The Netherlands is a small, densely populated country, with more than 1,300 inhabitants per square mile. It's bereft of almost every resource long thought to be necessary for large-scale agriculture. Yet it's the globe's number two exporter of food as measured by value, second only to the United States, which has 270 times its landmass. How on Earth have the Dutch done it?


[Holland's indoor,] climate-controlled farms enable a country located a scant thousand miles from the Arctic Circle to be a global leader in exports of a fair-weather fruit: the tomato. The Dutch are also the world's top exporter of potatoes and onions and the second largest exporter of vegetables overall in terms of value. More than a third of all global trade in vegetable seeds originates in the Netherlands.
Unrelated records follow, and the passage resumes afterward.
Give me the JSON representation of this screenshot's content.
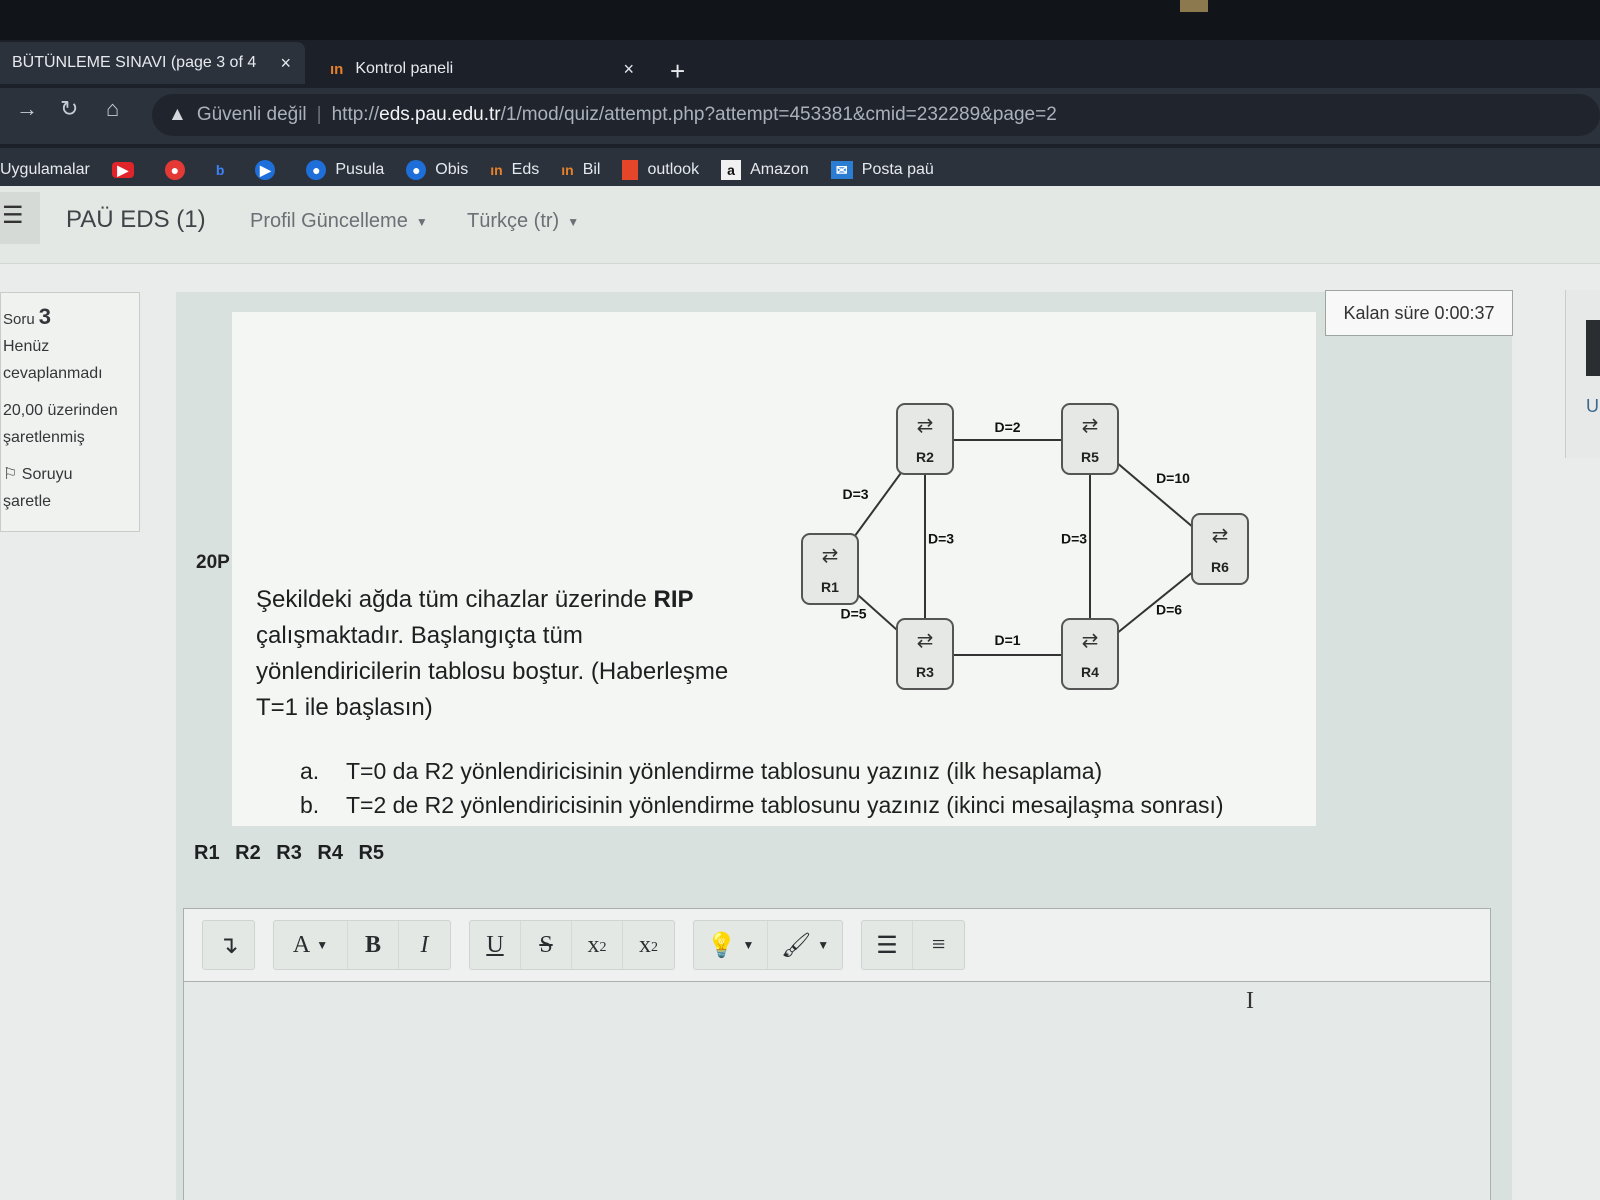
{
  "browser": {
    "tabs": [
      {
        "label": "BÜTÜNLEME SINAVI (page 3 of 4",
        "close": "×"
      },
      {
        "icon": "ın",
        "label": "Kontrol paneli",
        "close": "×"
      }
    ],
    "new_tab": "+",
    "security": "Güvenli değil",
    "url_scheme": "http://",
    "url_host": "eds.pau.edu.tr",
    "url_path": "/1/mod/quiz/attempt.php?attempt=453381&cmid=232289&page=2",
    "bookmarks": [
      {
        "label": "Uygulamalar"
      },
      {
        "label": "Pusula"
      },
      {
        "label": "Obis"
      },
      {
        "label": "Eds",
        "icon": "ın"
      },
      {
        "label": "Bil",
        "icon": "ın"
      },
      {
        "label": "outlook"
      },
      {
        "label": "Amazon",
        "icon": "a"
      },
      {
        "label": "Posta paü"
      }
    ]
  },
  "header": {
    "site_name": "PAÜ EDS (1)",
    "profile_menu": "Profil Güncelleme",
    "language_menu": "Türkçe (tr)"
  },
  "question_info": {
    "label": "Soru",
    "number": "3",
    "status_line1": "Henüz",
    "status_line2": "cevaplanmadı",
    "grade_line1": "20,00 üzerinden",
    "grade_line2": "şaretlenmiş",
    "flag_line1": "Soruyu",
    "flag_line2": "şaretle"
  },
  "timer": "Kalan süre 0:00:37",
  "right_edge_char": "U",
  "question": {
    "points": "20P",
    "text_before_rip": "Şekildeki ağda tüm cihazlar üzerinde ",
    "rip": "RIP",
    "text_after_rip": " çalışmaktadır. Başlangıçta tüm yönlendiricilerin tablosu boştur. (Haberleşme T=1 ile başlasın)",
    "items": [
      {
        "letter": "a.",
        "text": "T=0 da R2 yönlendiricisinin yönlendirme tablosunu yazınız (ilk hesaplama)"
      },
      {
        "letter": "b.",
        "text": "T=2 de R2 yönlendiricisinin yönlendirme tablosunu yazınız (ikinci mesajlaşma sonrası)"
      }
    ],
    "answer_partial": "R1 R2 R3 R4 R5"
  },
  "network": {
    "routers": [
      "R1",
      "R2",
      "R3",
      "R4",
      "R5",
      "R6"
    ],
    "links": [
      {
        "from": "R1",
        "to": "R2",
        "label": "D=3"
      },
      {
        "from": "R1",
        "to": "R3",
        "label": "D=5"
      },
      {
        "from": "R2",
        "to": "R5",
        "label": "D=2"
      },
      {
        "from": "R2",
        "to": "R3",
        "label": "D=3"
      },
      {
        "from": "R3",
        "to": "R4",
        "label": "D=1"
      },
      {
        "from": "R5",
        "to": "R4",
        "label": "D=3"
      },
      {
        "from": "R5",
        "to": "R6",
        "label": "D=10"
      },
      {
        "from": "R4",
        "to": "R6",
        "label": "D=6"
      }
    ]
  },
  "editor_toolbar": {
    "expand": "↴",
    "font": "A",
    "bold": "B",
    "italic": "I",
    "underline": "U",
    "strike": "S",
    "subscript": "x",
    "subscript_small": "2",
    "superscript": "x",
    "superscript_small": "2"
  },
  "colors": {
    "chrome_bg": "#1c2129",
    "question_bg": "#d8e1dd",
    "accent_orange": "#e6802a"
  }
}
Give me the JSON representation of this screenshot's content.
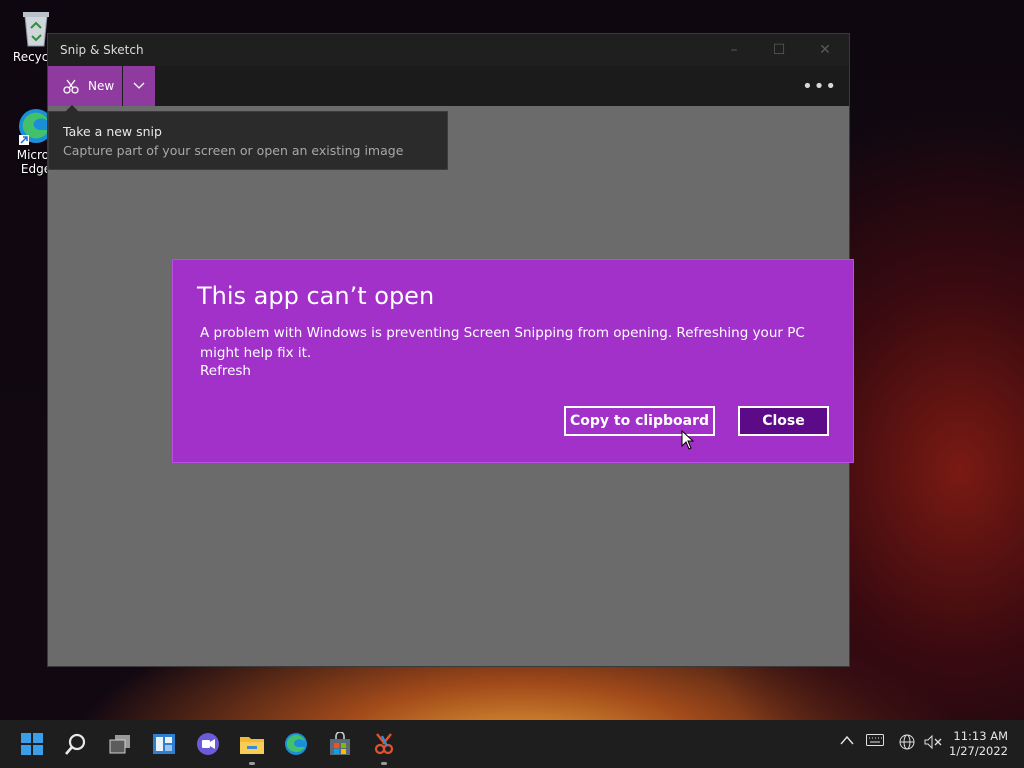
{
  "desktop": {
    "icons": [
      {
        "label": "Recycle"
      },
      {
        "label": "Micros Edge"
      }
    ]
  },
  "window": {
    "title": "Snip & Sketch",
    "toolbar": {
      "new_label": "New"
    },
    "tooltip": {
      "title": "Take a new snip",
      "subtitle": "Capture part of your screen or open an existing image"
    }
  },
  "dialog": {
    "heading": "This app can’t open",
    "message": "A problem with Windows is preventing Screen Snipping from opening. Refreshing your PC might help fix it.",
    "link": "Refresh",
    "copy_button": "Copy to clipboard",
    "close_button": "Close"
  },
  "taskbar": {
    "time": "11:13 AM",
    "date": "1/27/2022"
  },
  "colors": {
    "dialog_bg": "#a131c9",
    "close_btn_bg": "#5c0a87",
    "accent": "#8e3a9e"
  }
}
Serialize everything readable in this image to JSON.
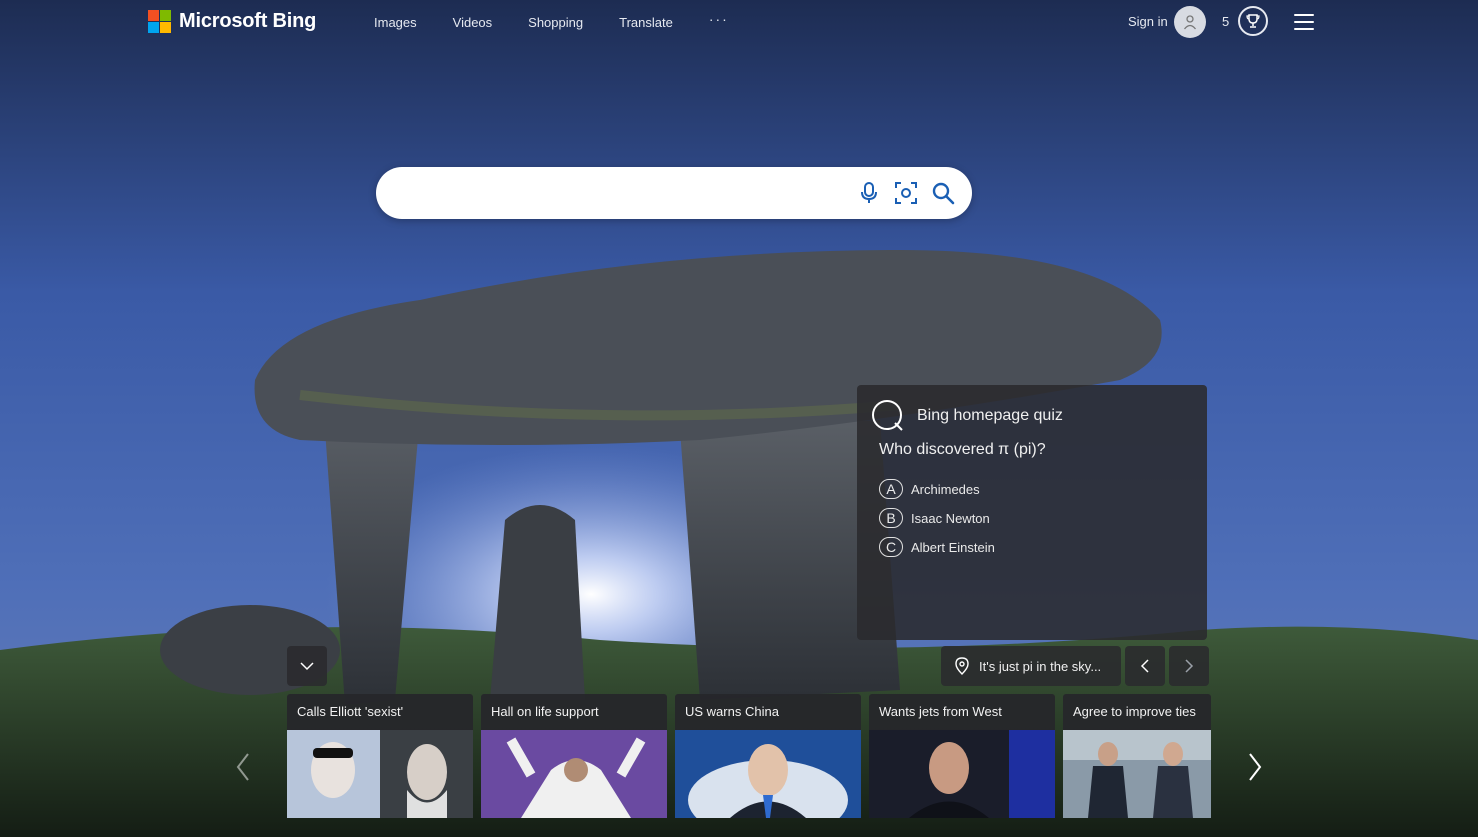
{
  "header": {
    "logo_text": "Microsoft Bing",
    "nav": [
      "Images",
      "Videos",
      "Shopping",
      "Translate"
    ],
    "more_label": "···",
    "signin_label": "Sign in",
    "rewards_count": "5"
  },
  "search": {
    "value": "",
    "placeholder": ""
  },
  "quiz": {
    "title": "Bing homepage quiz",
    "question": "Who discovered π (pi)?",
    "options": [
      {
        "letter": "A",
        "text": "Archimedes"
      },
      {
        "letter": "B",
        "text": "Isaac Newton"
      },
      {
        "letter": "C",
        "text": "Albert Einstein"
      }
    ]
  },
  "image_caption": "It's just pi in the sky...",
  "news": [
    {
      "headline": "Calls Elliott 'sexist'"
    },
    {
      "headline": "Hall on life support"
    },
    {
      "headline": "US warns China"
    },
    {
      "headline": "Wants jets from West"
    },
    {
      "headline": "Agree to improve ties"
    }
  ],
  "colors": {
    "ms_red": "#f25022",
    "ms_green": "#7fba00",
    "ms_blue": "#00a4ef",
    "ms_yellow": "#ffb900",
    "search_icon": "#1a5fb4",
    "panel": "#2a2a2e"
  }
}
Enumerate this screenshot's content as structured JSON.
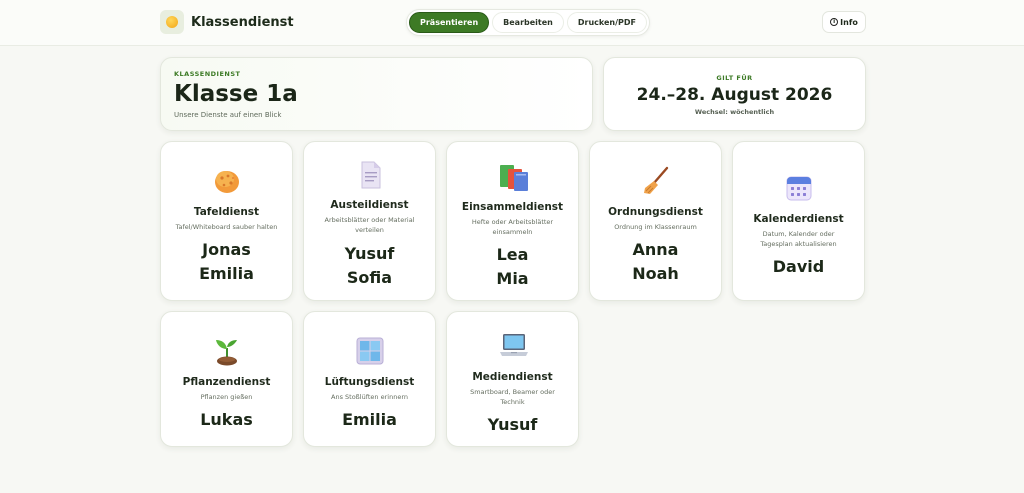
{
  "header": {
    "app_name": "Klassendienst",
    "tabs": [
      {
        "label": "Präsentieren",
        "active": true
      },
      {
        "label": "Bearbeiten",
        "active": false
      },
      {
        "label": "Drucken/PDF",
        "active": false
      }
    ],
    "info_label": "Info"
  },
  "class_info": {
    "eyebrow": "KLASSENDIENST",
    "title": "Klasse 1a",
    "subtitle": "Unsere Dienste auf einen Blick"
  },
  "validity": {
    "label": "GILT FÜR",
    "dates": "24.–28. August 2026",
    "rotation": "Wechsel: wöchentlich"
  },
  "colors": {
    "accent": "#3d7a25",
    "text": "#1f2a1c",
    "background": "#f7f8f4"
  },
  "duties": [
    {
      "title": "Tafeldienst",
      "desc": "Tafel/Whiteboard sauber halten",
      "names": [
        "Jonas",
        "Emilia"
      ],
      "icon": "sponge-icon"
    },
    {
      "title": "Austeildienst",
      "desc": "Arbeitsblätter oder Material verteilen",
      "names": [
        "Yusuf",
        "Sofia"
      ],
      "icon": "document-icon"
    },
    {
      "title": "Einsammeldienst",
      "desc": "Hefte oder Arbeitsblätter einsammeln",
      "names": [
        "Lea",
        "Mia"
      ],
      "icon": "books-icon"
    },
    {
      "title": "Ordnungsdienst",
      "desc": "Ordnung im Klassenraum",
      "names": [
        "Anna",
        "Noah"
      ],
      "icon": "broom-icon"
    },
    {
      "title": "Kalenderdienst",
      "desc": "Datum, Kalender oder Tagesplan aktualisieren",
      "names": [
        "David"
      ],
      "icon": "calendar-icon"
    },
    {
      "title": "Pflanzendienst",
      "desc": "Pflanzen gießen",
      "names": [
        "Lukas"
      ],
      "icon": "seedling-icon"
    },
    {
      "title": "Lüftungsdienst",
      "desc": "Ans Stoßlüften erinnern",
      "names": [
        "Emilia"
      ],
      "icon": "window-icon"
    },
    {
      "title": "Mediendienst",
      "desc": "Smartboard, Beamer oder Technik",
      "names": [
        "Yusuf"
      ],
      "icon": "laptop-icon"
    }
  ]
}
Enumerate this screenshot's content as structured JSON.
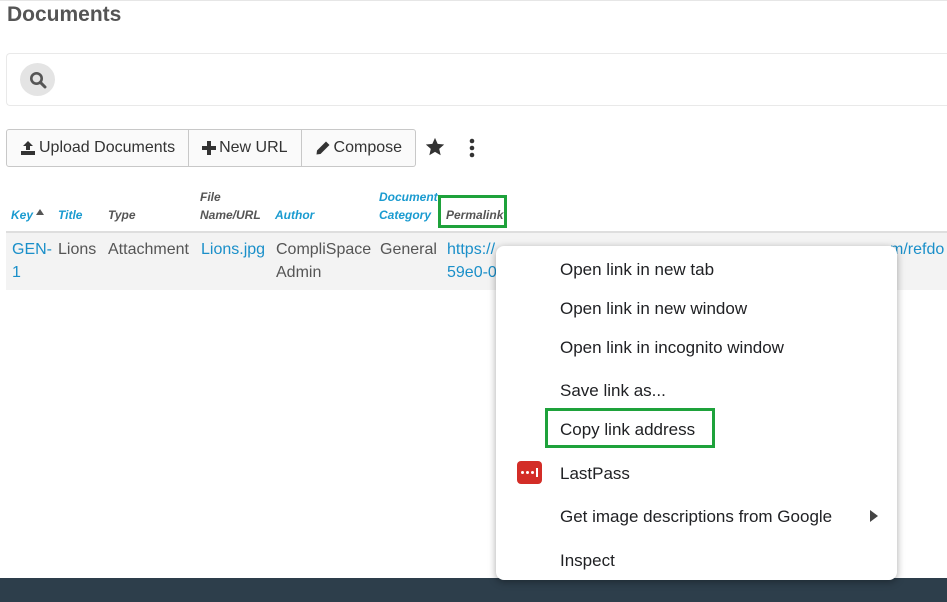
{
  "page": {
    "title": "Documents"
  },
  "toolbar": {
    "upload_label": "Upload Documents",
    "new_url_label": "New URL",
    "compose_label": "Compose"
  },
  "table": {
    "columns": [
      {
        "label": "Key",
        "sorted": "ascending"
      },
      {
        "label": "Title"
      },
      {
        "label": "Type"
      },
      {
        "label_line1": "File",
        "label_line2": "Name/URL"
      },
      {
        "label": "Author"
      },
      {
        "label_line1": "Document",
        "label_line2": "Category"
      },
      {
        "label": "Permalink"
      }
    ],
    "rows": [
      {
        "key_line1": "GEN-",
        "key_line2": "1",
        "title": "Lions",
        "type": "Attachment",
        "file": "Lions.jpg",
        "author_line1": "CompliSpace",
        "author_line2": "Admin",
        "category": "General",
        "permalink_line1": "https://",
        "permalink_tail": "m/refdo",
        "permalink_line2": "59e0-0"
      }
    ]
  },
  "context_menu": {
    "items": [
      "Open link in new tab",
      "Open link in new window",
      "Open link in incognito window",
      "Save link as...",
      "Copy link address",
      "LastPass",
      "Get image descriptions from Google",
      "Inspect"
    ],
    "lastpass_color": "#d32d27"
  },
  "colors": {
    "accent_link": "#1a8fc9",
    "header_blue": "#1a9bd0",
    "highlight": "#1ea23b",
    "footer": "#2d3e4b"
  }
}
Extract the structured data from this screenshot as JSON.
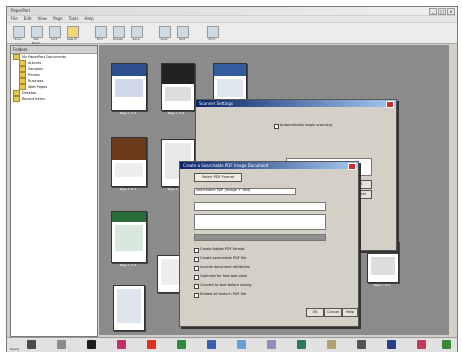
{
  "window": {
    "title": "PaperPort"
  },
  "menu": [
    "File",
    "Edit",
    "View",
    "Page",
    "Tools",
    "Help"
  ],
  "toolbar": [
    "Scan",
    "Get Photo",
    "Sort",
    "Search",
    "Find",
    "Rotate",
    "Save",
    "View",
    "Text",
    "Print"
  ],
  "folders": {
    "header": "Folders",
    "items": [
      "My PaperPort Documents",
      "Articles",
      "Samples",
      "Photos",
      "Business",
      "Web Pages",
      "Desktop",
      "Recent Items"
    ]
  },
  "thumbs": [
    "Page 1 of 3",
    "Page 1 of 2",
    "Page 1 of 4",
    "Page 1 of 1",
    "Page 1 of 2",
    "Page 1 of 3",
    "Page 1 of 1",
    "Page 1 of 2"
  ],
  "back_dialog": {
    "title": "Scanner Settings",
    "option": "Automatically begin scanning",
    "btn_ok": "OK",
    "btn_cancel": "Cancel"
  },
  "front_dialog": {
    "title": "Create a Searchable PDF Image Document",
    "tab": "Select PDF Format",
    "label_name": "Searchable PDF (Image + Text)",
    "options": [
      "Create Adobe PDF format",
      "Create searchable PDF file",
      "Include document attributes",
      "Optimize for fast web view",
      "Convert to text before saving",
      "Embed all fonts in PDF file"
    ],
    "btn_ok": "OK",
    "btn_cancel": "Cancel",
    "btn_help": "Help"
  },
  "status": "Ready",
  "colors": {
    "accent": "#0a246a",
    "desktop": "#8b8b8b"
  }
}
... by 2050, the Earth will be home to as many as 10 billion people, up from today's 7.5 billion. If massive increases in agricultural yield are not achieved, matched by massive decreases in the use of water and fossil fuels, a billion or more people may face starvation. Hunger could be the 21st century's most urgent problem, and the visionaries working in Food Valley believe they have found innovative solutions. The wherewithal to stave off catastrophic famine is within reach, van den Ende insists. His optimism rests on feedback from more than a thousand WUR projects in more than 140 countries and on its formal pacts with governments and universities on six continents to share advances and implement them.


A conversation with van den Ende is a white-knuckle ride on a torrent of brainstorms, statistics, and predictions. African drought? "Water isn't the fundamental problem. It's poor soil," he says. "The absence of nutrients can be offset by cultivating plants that act in symbiosis with certain bacteria to produce their own fertilizer." The soaring cost of grain to feed animals? "Feed them grasshoppers instead," he says. One hectare of land yields one metric ton of soy protein, a common livestock feed, a year. The same amount of land can produce 150 tons of insect protein.